Las amebas se comen a bocados las células del intestino
El hallazgo de la trogocitosis define nuevas dianas terapéuticas para tratar la diarrea que afecta a miles de bebés en el mundo


La ameba Entamoeba histolytica, una de las más importantes causas de la diarrea fatal (amebiasis) en los países en desarrollo, se come vivas a las células del intestino, según acaban de descubrir científicos de la Universidad de Virginia en Charlottesville y del Instituto Pasteur de París. Horrenda como puede parecer la noticia, lo cierto es que los investigadores han aclarado el mecanismo molecular de esa ingestión, y definido así nuevas dianas para el tratamiento de la diarrea fatal. El proceso, llamado trogocitosis, nunca se había observado en ningún tipo de interacción entre parásito y huésped.
La amebiasis es común en los países en desarrollo. En algunas zonas de Bangladesh, por ejemplo, llega a infectar a un tercio de los niños en el primer año de vida, con resultados a menudo fatales, y en el resto de los casos con graves secuelas de malnutrición y retraso en el desarrollo.
Los detalles del mecanismo molecular de estos ataques a las células intestinales solo son de interés para especialistas, pero los autores están convencidos de que “la trogocitosis por amebas es una diana prometedora para el futuro desarrollo de nuevas terapias para la amebiasis, una de las principales enfermedades olvidadas en el mundo en desarrollo”.

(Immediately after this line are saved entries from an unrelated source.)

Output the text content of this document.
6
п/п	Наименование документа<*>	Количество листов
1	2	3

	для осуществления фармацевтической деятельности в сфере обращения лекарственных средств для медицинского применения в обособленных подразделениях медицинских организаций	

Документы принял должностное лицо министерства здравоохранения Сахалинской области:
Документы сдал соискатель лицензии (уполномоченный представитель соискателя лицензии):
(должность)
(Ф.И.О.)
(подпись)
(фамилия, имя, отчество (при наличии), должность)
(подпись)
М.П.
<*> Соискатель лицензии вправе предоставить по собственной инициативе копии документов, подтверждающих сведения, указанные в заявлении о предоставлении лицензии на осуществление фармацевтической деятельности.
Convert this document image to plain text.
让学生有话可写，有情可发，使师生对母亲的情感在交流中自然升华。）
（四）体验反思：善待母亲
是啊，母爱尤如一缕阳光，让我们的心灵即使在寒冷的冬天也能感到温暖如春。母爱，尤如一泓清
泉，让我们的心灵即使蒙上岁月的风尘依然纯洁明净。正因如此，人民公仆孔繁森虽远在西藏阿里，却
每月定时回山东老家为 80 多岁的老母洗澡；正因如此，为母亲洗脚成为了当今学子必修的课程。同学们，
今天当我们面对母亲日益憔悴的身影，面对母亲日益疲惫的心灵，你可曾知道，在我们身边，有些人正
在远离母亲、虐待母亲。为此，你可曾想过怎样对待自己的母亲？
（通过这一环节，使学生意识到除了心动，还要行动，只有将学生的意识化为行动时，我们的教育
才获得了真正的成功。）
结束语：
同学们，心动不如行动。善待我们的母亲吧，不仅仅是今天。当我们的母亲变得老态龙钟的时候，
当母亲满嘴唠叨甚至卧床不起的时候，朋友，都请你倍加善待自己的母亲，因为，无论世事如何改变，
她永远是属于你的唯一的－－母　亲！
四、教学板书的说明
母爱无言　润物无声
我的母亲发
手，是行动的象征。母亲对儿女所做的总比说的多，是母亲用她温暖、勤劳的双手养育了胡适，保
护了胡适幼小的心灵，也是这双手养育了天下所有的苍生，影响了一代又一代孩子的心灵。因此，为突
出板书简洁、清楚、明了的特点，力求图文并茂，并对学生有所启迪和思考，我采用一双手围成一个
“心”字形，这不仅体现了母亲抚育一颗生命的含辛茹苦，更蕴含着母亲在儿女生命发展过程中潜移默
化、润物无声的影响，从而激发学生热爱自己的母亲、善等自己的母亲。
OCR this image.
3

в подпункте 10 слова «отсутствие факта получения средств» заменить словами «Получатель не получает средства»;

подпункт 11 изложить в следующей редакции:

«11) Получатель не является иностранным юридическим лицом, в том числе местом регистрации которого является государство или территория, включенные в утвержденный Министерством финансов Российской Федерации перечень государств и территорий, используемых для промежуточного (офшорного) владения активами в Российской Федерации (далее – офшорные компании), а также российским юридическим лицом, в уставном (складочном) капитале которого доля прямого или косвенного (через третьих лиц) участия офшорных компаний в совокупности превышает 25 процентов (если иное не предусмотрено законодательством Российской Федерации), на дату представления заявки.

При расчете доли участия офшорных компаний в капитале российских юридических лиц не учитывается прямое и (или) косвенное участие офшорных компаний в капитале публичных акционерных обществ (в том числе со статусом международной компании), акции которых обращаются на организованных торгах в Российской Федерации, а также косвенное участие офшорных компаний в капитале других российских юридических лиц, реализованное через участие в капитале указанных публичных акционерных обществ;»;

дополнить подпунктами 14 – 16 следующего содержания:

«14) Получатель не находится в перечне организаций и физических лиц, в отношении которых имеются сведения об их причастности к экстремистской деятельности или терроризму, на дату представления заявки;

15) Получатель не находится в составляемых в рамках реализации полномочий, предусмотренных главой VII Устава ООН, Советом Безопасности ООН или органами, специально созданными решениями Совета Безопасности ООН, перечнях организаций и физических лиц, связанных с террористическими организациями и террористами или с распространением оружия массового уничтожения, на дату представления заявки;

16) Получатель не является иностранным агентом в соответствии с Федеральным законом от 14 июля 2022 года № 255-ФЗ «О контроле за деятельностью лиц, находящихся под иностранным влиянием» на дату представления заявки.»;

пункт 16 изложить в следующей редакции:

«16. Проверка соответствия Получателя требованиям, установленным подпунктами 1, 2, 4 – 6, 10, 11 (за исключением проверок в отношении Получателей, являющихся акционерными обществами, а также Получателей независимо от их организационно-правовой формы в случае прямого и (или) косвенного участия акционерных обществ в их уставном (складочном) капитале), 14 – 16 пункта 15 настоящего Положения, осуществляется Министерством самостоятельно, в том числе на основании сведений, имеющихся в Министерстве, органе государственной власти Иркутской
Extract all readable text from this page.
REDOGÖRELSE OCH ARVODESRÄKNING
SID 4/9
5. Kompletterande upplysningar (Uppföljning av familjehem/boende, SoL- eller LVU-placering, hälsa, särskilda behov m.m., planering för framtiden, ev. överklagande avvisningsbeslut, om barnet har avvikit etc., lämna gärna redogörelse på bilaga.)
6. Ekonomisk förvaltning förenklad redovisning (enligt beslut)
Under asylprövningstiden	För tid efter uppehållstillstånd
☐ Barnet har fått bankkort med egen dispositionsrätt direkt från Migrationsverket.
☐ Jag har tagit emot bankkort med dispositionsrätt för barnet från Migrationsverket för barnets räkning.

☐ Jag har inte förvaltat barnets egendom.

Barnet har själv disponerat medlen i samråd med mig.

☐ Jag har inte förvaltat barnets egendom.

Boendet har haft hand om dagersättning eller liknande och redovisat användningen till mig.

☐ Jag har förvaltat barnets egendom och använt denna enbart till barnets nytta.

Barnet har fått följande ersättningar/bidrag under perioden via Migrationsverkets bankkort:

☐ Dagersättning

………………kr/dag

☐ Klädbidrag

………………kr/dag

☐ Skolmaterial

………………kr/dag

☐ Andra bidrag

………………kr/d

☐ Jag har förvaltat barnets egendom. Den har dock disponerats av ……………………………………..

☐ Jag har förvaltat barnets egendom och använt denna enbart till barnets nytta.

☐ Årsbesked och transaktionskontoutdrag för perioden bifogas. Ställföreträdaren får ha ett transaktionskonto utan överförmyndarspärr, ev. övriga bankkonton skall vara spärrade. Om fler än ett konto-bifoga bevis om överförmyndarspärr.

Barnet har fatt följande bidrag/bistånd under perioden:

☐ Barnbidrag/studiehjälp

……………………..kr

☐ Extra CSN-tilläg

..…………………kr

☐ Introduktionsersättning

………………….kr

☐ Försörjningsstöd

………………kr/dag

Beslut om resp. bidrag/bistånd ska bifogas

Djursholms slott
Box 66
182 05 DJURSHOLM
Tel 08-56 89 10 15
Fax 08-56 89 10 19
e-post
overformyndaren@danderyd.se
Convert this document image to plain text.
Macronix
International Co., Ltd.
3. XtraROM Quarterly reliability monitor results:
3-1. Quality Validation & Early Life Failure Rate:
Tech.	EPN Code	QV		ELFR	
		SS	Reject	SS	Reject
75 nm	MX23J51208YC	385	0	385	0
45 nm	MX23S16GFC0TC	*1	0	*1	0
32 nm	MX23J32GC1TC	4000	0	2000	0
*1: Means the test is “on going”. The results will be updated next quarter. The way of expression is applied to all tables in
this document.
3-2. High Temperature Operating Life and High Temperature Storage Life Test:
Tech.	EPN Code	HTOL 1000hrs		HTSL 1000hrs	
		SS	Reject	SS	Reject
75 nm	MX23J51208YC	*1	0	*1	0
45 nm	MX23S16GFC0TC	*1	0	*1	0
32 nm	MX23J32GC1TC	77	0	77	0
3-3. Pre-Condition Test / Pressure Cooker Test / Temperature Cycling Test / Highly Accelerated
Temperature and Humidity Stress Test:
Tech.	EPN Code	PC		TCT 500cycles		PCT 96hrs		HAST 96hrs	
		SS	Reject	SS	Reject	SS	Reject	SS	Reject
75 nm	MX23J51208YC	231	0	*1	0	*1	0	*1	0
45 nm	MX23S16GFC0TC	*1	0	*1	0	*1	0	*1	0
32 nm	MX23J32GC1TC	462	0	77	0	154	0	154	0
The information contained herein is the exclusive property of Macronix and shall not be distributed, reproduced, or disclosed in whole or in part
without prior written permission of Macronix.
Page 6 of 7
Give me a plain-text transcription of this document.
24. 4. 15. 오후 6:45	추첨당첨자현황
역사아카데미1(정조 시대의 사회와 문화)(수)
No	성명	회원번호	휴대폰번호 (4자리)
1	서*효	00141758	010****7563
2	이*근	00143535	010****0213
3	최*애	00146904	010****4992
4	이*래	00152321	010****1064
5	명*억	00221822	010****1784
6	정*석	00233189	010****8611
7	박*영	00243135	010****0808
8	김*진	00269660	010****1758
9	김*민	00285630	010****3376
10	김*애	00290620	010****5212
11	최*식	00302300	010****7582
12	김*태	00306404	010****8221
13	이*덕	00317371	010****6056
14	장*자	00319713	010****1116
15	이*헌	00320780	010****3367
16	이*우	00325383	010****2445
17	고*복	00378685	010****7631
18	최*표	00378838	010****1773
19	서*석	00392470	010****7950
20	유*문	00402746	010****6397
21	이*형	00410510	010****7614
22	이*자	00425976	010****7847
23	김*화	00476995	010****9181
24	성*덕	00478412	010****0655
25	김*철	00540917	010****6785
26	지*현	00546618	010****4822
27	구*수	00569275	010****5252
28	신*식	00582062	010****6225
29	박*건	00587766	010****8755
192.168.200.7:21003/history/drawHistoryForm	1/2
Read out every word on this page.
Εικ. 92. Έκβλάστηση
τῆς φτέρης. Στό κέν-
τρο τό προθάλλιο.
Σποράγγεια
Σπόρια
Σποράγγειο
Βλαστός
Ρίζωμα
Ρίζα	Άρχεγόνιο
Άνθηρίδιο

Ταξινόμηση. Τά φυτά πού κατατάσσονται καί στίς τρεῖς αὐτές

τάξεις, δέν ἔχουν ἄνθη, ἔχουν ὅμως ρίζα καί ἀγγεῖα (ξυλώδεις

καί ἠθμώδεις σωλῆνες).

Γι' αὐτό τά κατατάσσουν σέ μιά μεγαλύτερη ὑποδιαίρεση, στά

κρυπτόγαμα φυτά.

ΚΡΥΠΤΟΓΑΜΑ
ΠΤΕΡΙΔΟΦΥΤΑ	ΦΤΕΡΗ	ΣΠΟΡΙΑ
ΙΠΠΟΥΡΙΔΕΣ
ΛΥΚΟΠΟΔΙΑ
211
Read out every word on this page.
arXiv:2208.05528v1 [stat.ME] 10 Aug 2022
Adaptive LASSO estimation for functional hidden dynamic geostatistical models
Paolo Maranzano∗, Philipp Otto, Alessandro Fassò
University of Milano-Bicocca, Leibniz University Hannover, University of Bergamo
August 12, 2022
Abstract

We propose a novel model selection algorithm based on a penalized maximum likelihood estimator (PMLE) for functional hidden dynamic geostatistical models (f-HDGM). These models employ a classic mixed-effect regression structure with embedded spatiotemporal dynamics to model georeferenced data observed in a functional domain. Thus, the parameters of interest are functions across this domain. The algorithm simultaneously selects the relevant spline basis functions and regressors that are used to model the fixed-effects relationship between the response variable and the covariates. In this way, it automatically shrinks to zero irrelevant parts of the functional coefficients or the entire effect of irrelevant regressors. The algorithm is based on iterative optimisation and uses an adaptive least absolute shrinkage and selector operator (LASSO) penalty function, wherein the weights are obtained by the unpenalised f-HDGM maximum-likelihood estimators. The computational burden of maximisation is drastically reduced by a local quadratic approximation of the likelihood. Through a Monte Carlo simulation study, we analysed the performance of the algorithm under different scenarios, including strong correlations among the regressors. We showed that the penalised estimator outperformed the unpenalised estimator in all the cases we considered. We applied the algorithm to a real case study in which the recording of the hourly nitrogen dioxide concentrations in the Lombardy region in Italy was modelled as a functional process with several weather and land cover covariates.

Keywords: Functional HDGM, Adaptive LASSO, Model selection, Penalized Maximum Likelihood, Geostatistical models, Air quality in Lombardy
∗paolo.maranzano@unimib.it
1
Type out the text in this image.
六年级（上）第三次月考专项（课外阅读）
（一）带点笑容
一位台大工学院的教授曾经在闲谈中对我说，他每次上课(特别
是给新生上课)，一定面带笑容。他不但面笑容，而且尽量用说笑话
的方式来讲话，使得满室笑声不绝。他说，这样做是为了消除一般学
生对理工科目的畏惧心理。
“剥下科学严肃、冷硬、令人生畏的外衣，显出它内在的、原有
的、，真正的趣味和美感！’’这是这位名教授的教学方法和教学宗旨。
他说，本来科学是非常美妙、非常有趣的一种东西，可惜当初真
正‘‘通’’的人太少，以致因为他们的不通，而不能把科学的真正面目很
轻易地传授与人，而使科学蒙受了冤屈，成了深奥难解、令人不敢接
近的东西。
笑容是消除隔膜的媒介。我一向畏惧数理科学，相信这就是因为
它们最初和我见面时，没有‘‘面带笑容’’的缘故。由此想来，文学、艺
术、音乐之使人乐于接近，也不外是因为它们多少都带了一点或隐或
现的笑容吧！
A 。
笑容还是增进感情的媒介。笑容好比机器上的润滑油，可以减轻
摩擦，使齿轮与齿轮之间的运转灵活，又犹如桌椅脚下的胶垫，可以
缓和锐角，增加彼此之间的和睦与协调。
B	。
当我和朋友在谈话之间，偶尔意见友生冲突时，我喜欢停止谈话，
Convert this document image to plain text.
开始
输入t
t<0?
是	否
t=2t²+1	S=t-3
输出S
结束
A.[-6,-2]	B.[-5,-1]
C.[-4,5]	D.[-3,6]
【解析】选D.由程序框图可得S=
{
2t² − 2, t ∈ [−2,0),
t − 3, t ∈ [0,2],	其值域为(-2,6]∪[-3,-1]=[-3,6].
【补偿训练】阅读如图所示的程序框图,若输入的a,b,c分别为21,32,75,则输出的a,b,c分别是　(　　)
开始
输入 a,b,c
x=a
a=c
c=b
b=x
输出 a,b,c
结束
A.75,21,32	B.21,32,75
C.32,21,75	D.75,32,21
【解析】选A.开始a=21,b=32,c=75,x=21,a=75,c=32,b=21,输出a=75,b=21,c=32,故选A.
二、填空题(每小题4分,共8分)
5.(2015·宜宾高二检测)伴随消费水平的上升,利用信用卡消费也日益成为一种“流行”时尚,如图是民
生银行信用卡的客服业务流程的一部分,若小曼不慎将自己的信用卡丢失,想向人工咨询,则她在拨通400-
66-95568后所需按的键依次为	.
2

La trogocitosis (del griego 'trogo', morder o dar un bocado) es un proceso conocido en el sistema inmunológico, donde los linfocitos –o glóbulos blancos de la sangre, las células encargadas de la respuesta inmune— dan bocados a otras células defensivas que previamente han capturado a una bacteria, un virus u otro patógeno. Esta es la primera vez que se observa una trogocitosis infligida no por un linfocito a otro, sino por el propio agente infeccioso, la Entamoeba histolytica.
La infección por este protista –organismo unicelular eucariota, es decir, constituido por el mismo tipo de células que las plantas y los animales— causa una gran destrucción del tejido intestinal, a la que de hecho debe su apellido histolytica, pero los expertos estaban confundidos hasta ahora sobre la causa de ese daño. Los investigadores, coordinados por William Petri (Universidad de Virginia) y Nancy Guillén (Instituto Pasteur), han utilizado microscopía de células vivas para coger in fraganti a las amebas dando bocados a las células intestinales humanas hasta matarlas. Presentan sus resultados en Nature.
Se pensaba hasta ahora que la trogocitosis era una invención evolutiva relativamente reciente, posterior a la aparición de los sistemas inmunes adaptativos como los que poseemos los mamíferos. Desde que el proceso se descubrió en 2003, la hipótesis favorita de los inmunólogos ha sido que la trogocitosis evolucionó como un mecanismo de nutrición para las células que después fue reclutado como una forma de comunicación intercelular, que es lo que se observa en el sistema inmune.
Pero el hecho de que el mecanismo aparezca ya en las amebas, que son unos mil millones de años más antiguas que los primeros animales –no digamos ya que los sistemas inmunes avanzados— indica que la trogocitosis es un proceso muy antiguo, y que surgió como un arma para la guerra entre organismos unicelulares, como seguramente otros muchos mecanismos que ahora utilizan nuestras células para comunicarse entre sí. De hecho, casi todas las familias de genes implicadas hoy en la comunicación entre células humanas estaban ya presentes en nuestros ancestros unicelulares, los coanoflagelados.
La trogocitosis es claramente distinta de la fagocitosis, donde una célula se traga a otra entera, sin bocaditos ni medias tintas. La fagocitosis también es una potestad de algunas células del sistema inmune, y también de parásitos como la ameba, que la usa para tragarse enteros a los glóbulos rojos.